Padahal, konsep Na'im tentang nalar publik itu sendiri masih sangat debatable. Dominasi kekuasaan, finansial dan media massa, konflik kepentingan, dan perbedaan level ilmu pengetahuan masyarakat menjadi kendala yang tak terhindarkan. Apalagi, semuanya hanya dibangun di atas pertimbangan suka atau tidak. Bisa jadi, pagi disetujui siang sudah dianulir.

Epilog
Uraian singkat ini menunjukkan bahwa Na'im gagal membedakan antara teks dan tafsir, wahyu dan pikiran manusia. Makanya, ia tidak sedang melakukan pembaharuan Syari'ah Islam, tapi sedang memasarkan paham-paham yang lahir dari perut Barat Modern dan Post-Modern; kebebasan (liberalisme), relativisme, dan hedonisme. Jadi, bukan Islam yang sedang ia perjuangkan, tapi paham-paham Barat yang hari ini sedang berkuasa.
..............................................................................
Dimuat dalam: Koran Republika, Kamis, 17 Juni 2010 (hlm. 6); Bisa juga dilihat di: http://www.insistnet.com/index.php?option=com_content&view=article&id=99%3Apembaharuan-syariah-ala-naim&catid=17%3Apemikiran-liberal&Itemid=15 & http://bataviase.co.id/node/255974
...............................................................................
"Ya Allah, 'Allimna 'ilman yanfa'una wanfa'na bima 'allamtana innaka anta al-'alimulhakim.."

(dari : sahabatku Asmu'i Marto)

.▄▀▄▀▄.▄▀▄▀▄.▄▀▄▀▄.▄▀▄▀▄.▄▀▄▀▄.▄▀▄▀▄.▄▀▄▀▄.▄▀▄▀▄.▄▀▄▀▄.▄▀▄▀▄.▄▀▄▀▄.▄▀▄▀▄.▄▀▄▀▄.▄▀▄▀▄.▄▀▄▀▄

Berikut ini adalah hasil diskusi sahabatku Asmu'i dengan beberapa orang :

Mohammad Suud Ibnu Aqil
Perlu dibedakan antara syariah yang universal dengan fikih yang partikular..yang digugat al-Na'im adalah fikih....bagaimanapun fikih, sampai kapanpun akan menyesuaikan dengan konteks ruang waktu

Asmu'i Marto
@Mohammad Suud Ibnu Aqil: Na'im tidak mau membedakan antar Syari'ah dan Fikih.

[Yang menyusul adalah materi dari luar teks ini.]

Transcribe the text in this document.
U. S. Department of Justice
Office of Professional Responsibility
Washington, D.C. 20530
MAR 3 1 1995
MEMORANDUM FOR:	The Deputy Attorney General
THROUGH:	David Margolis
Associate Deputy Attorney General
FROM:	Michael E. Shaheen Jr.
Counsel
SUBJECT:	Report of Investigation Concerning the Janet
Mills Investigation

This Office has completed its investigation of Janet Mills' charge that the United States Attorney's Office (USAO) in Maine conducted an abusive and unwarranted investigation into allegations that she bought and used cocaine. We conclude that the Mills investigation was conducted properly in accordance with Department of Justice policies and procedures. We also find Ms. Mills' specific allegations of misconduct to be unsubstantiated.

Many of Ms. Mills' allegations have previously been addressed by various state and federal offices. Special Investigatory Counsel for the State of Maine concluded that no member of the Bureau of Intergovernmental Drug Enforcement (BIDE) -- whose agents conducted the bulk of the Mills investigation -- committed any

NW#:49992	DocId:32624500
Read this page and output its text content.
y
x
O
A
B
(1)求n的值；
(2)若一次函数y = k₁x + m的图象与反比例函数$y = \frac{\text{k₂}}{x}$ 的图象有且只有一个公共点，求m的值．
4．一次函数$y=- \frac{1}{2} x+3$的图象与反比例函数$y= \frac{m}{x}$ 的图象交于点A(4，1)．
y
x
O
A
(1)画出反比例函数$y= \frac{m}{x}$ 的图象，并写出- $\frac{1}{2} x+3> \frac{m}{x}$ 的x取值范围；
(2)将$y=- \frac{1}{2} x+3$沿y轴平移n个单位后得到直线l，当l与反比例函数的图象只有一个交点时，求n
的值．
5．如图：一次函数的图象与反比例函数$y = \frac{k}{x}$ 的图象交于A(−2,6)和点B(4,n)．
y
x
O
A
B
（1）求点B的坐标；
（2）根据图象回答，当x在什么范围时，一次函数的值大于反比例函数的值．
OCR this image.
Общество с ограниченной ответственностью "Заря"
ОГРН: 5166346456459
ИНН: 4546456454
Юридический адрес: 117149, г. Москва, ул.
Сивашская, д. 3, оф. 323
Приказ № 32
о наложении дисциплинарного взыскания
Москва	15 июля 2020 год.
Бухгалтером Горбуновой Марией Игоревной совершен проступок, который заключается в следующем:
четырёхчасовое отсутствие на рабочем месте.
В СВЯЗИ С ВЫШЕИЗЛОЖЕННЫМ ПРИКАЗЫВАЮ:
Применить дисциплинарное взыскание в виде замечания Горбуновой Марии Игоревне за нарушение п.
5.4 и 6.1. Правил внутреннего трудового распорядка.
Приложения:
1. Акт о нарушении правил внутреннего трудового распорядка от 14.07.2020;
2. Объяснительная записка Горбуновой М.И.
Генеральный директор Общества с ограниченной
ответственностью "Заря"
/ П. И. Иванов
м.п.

Baginya, dua hal itu sama2 sebagai produk pemikiran. Namun demikian, Na'im tidak mau menyebut proyek yang digagasnya berada pada kawasan Fikih. Ia lebih suka menempatkannya pada wilayah Syari'ah.

.................
Lagi pula, TIDAK TEPAT men-generalisir bahwa ranah fiqhiyyah itu semuanya partikular. Sebab bagaimana pun, fiqh itu berkaitan erat dengan syari'at. Ia bukan hasil rekayasa para fuqaha'. Sebab, sebagaimana yang dikatakan oleh Al-Asmandi, bahwa fiqh adalah "al-ahkam al-mustafadah bi al-syar' la al-ahkam al-mudrikah bi al-'aql (baca: Badhl al-Nazar fi al Usul).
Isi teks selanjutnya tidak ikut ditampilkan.